LONG BEACH, Calif. — Knives, a headless doll and videos of young kids were among the creepy possessions found in a California storage locker that once belonged to Madonna’s stalker Robert Dewey Hoskins, KCAL-TV reported.

Hoskins, 54, who was convicted of stalking the pop star in 1996 and recently tried to escape the psychiatric hospital he is currently being held in, kept his possessions in a storage facility in Long Beach until he missed his rent payments and his belongings were sold.

As well as lots of Madonna memorabilia, the new owner Jerry Licardi — who had no idea who the locker belonged to when he bought it — found a large collection of knives, a topless photo of Hoskins showing off a Madonna tattoo on his stomach, hand-written rants and photos of the singer.

He also discovered a collection of dolls — one with no head — and some home videos of young children in a school play, kids playing with a camera and a woman reading lines from a soap opera.
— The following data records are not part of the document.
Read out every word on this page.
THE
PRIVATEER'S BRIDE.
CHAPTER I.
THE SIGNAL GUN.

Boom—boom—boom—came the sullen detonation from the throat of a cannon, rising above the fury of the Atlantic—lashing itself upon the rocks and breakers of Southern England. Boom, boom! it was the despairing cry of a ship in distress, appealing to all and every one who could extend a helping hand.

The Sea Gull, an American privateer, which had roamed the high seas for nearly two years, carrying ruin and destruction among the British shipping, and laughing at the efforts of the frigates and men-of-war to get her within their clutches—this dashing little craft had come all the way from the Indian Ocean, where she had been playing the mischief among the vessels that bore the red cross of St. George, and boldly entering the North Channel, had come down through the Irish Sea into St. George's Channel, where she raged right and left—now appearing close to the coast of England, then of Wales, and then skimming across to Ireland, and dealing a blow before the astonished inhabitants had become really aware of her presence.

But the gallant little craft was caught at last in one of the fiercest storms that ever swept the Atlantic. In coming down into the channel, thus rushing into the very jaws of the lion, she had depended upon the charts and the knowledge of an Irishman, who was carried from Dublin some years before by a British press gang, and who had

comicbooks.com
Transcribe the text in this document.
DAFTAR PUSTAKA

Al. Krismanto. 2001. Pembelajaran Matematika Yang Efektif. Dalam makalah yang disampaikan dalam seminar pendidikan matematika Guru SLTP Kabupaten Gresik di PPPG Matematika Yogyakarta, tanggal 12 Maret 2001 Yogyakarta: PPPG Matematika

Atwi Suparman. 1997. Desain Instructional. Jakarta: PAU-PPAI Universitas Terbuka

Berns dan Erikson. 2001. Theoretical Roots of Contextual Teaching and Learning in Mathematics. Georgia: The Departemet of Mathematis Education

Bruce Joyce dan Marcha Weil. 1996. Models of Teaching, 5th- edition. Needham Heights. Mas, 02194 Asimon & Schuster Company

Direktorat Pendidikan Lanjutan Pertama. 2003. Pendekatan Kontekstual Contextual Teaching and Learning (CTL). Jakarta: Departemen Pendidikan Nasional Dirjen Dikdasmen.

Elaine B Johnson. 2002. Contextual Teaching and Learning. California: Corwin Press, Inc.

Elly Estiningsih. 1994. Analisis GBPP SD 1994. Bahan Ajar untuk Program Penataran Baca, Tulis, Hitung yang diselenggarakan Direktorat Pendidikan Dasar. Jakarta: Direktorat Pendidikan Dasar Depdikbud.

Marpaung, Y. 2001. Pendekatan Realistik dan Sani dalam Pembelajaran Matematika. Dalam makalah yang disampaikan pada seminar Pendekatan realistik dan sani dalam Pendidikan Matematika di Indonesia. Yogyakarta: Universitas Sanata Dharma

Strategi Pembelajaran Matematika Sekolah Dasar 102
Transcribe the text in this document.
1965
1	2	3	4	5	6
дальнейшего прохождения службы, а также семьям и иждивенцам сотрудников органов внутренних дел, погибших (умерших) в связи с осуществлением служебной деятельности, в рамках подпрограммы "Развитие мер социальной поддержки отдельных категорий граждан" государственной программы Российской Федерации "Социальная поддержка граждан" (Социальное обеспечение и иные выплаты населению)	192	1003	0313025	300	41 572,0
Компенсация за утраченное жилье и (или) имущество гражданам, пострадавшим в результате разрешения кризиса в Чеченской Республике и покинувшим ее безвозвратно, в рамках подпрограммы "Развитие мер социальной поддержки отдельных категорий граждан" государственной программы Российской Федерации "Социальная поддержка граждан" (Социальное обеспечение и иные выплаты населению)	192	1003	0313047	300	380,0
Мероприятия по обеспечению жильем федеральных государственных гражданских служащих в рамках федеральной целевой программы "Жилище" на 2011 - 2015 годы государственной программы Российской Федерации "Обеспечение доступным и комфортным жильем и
Investigators said they found the contents worrying as Hoskins has no known children.

“I think the knives, the tattoo on the stomach, the photos of Madonna – this man is still focused on her and that is what concerns always,” former Los Angeles homicide detectives Sergio Robleto told KCAL-TV.

Referring to the headless doll, Robleto, now a private investigator, added, “That, to say the least, bothered me because, is he focusing on something else now? To me that meant real danger … it didn’t look good to me.”

Police took photos of the belongings but did not take any as evidence as there are no investigations against Hoskins active at present.

Hoskins, who once scaled a wall at the star’s Hollywood home and threatened to cut her throat from ear to ear, escaped from a psychiatric hospital earlier in February. He was nabbed near the Norwalk, Calif., facility from which he escaped.

Police described him as “a very psychotic man when not taking his medication” with “very violent tendencies.”

He was jailed for 10 years in 1996 and after his release was transferred to a hospital where he was determined to be a “mentally disturbed offender,” police said.

Last July, about a year after his release from that hospital, he was arrested again and sent to the Metropolitan State Hospital in Norwalk, southeast of Los Angeles.